Artist Statement
Last August, my mom and I were sharing a bed in a hotel room in Cleveland. I was lying awake on my side, unable to sleep, watching the rhythmic breathing of her silhouette in the dark. I had been awake for minutes or hours, I wasn’t sure, but could see the very beginning blue of dawn through the crack in the blinds when she turned over in her sleep, facing me now, and grasped my open hand resting in the space between us. I was unaware of needing her comfort, and she was unaware of offering it, and we laid there clutching each other in the dark, by instinct.

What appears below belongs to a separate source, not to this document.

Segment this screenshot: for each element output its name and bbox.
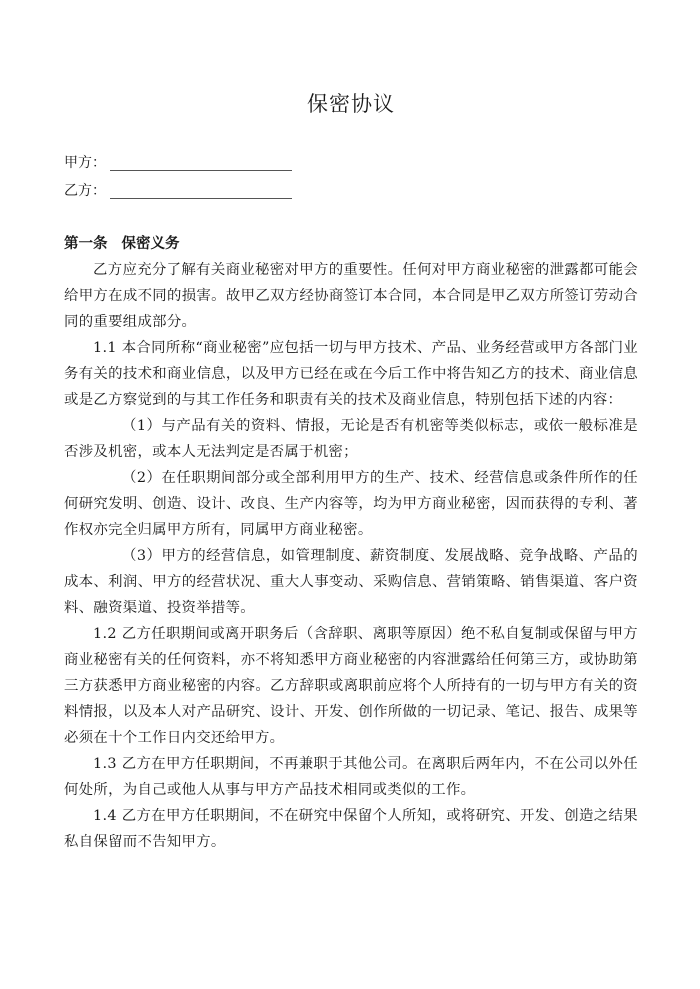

To exist is to explode into splinters; the sense of belonging and selfhood that I seek comes only in fleeting moments like this one. As I’ve grown older, home has become not a physical site to return to, but an ephemeral collection of fragments. I carry them with or around me in a liminal space accessible only in glimpses—in dreams, or prayer, or certain silences. My work documents my search through this spiritual landscape of memory, familial history, and the transient bonds that we take root in. Each painting is an entryway into a realm that is both familiar and wholly unrecognizable to me.
These paintings tell a story that I know by heart and will forever be unearthing. The figures in them shift in and out of darkness as I, an observer in this murky space, follow the thread that ties me to each of them. I know these figures and I don’t, they are me and they aren’t, and I love them in some deep pocket of my chest. I reach for them in the dark and I find them, by instinct.